From the author of the Tales of Aylfenhame comes a stunning new fairy tale, replete with "large helpings of wit and whimsy" (Publishers Weekly)
When the centuries-barren orchards of Berrie-on-the-Wyn suddenly bear fruit, it is clear that something strange is afoot — and something fey, for this is no ordinary harvest. To partake of the fruits of Faerie is to be changed for good, but not necessarily for the better.
From whence come the golden apples, the moonlit silver pears? Who is the motley piper who walks the streets of Berrie, drawing forth magic and mayhem with his music? And how can half of the town vanish into thin air?
There may be chaos aplenty in Berrie, but all that's needed to set things straight is a touch of the right light — and maybe just the right pair of Boots...

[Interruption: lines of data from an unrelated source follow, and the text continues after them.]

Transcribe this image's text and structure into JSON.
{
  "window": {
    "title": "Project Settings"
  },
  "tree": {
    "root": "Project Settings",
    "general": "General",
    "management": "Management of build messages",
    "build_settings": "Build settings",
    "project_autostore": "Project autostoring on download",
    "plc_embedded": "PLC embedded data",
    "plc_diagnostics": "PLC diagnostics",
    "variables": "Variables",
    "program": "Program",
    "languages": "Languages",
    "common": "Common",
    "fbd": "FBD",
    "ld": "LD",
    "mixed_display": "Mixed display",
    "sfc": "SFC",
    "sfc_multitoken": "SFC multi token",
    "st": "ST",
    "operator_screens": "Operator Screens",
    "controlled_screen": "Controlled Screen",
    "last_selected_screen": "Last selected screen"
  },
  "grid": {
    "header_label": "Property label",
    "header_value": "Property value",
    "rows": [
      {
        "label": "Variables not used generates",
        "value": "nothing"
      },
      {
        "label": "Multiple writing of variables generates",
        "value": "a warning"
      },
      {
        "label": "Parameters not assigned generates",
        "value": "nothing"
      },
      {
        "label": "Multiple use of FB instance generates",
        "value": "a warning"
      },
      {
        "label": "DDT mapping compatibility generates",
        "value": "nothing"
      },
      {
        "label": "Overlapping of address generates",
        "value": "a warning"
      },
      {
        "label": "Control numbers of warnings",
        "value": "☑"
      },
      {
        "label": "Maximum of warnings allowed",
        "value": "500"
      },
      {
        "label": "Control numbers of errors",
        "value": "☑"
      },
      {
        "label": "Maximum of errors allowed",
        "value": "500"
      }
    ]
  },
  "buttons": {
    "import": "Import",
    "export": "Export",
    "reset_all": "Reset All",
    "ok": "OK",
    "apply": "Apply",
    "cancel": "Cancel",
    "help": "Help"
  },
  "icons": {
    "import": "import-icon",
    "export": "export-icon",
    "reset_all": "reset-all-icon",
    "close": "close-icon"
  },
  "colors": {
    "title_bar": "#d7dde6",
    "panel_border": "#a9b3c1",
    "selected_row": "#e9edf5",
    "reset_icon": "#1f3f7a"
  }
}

A village is threatened by a heritage it forgot long ago in this charming, but overlong, fairy tale. Berrie-on-the-Wyn was once famous for its orchards, but the trees haven't produced fruit in generations. When "miraculous" fruits start appearing on once-empty branches, most villagers can't resist the temptation, but each person who consumes a fruit is irrevocably changed: a sick woman is healed, an alcoholic stops drinking, a talkative man is silenced, and the village slowly disappears into Faerie. A strange, fey piper warns villagers not to meddle, but human help will be key as the piper tries to fix a supernatural mix-up. English draws on familiar fairy tale elements magical seeds and fruit, enchanted shoes, adventurous villagers, and large helpings of wit and whimsy to tell her story. There's little surprise in the plot, but readers who enjoy the old-fashioned language of classic fairy tales will be pleased with this one. (BookLife)\n
A wondrously windy tale, of disappearing towns, time and people.
I loved this story, it’s descriptive lushness, quirky characters, and intriguing concept of a town drifting in and out of a magical realm. I was sorry when it ended but satisfied with the ending.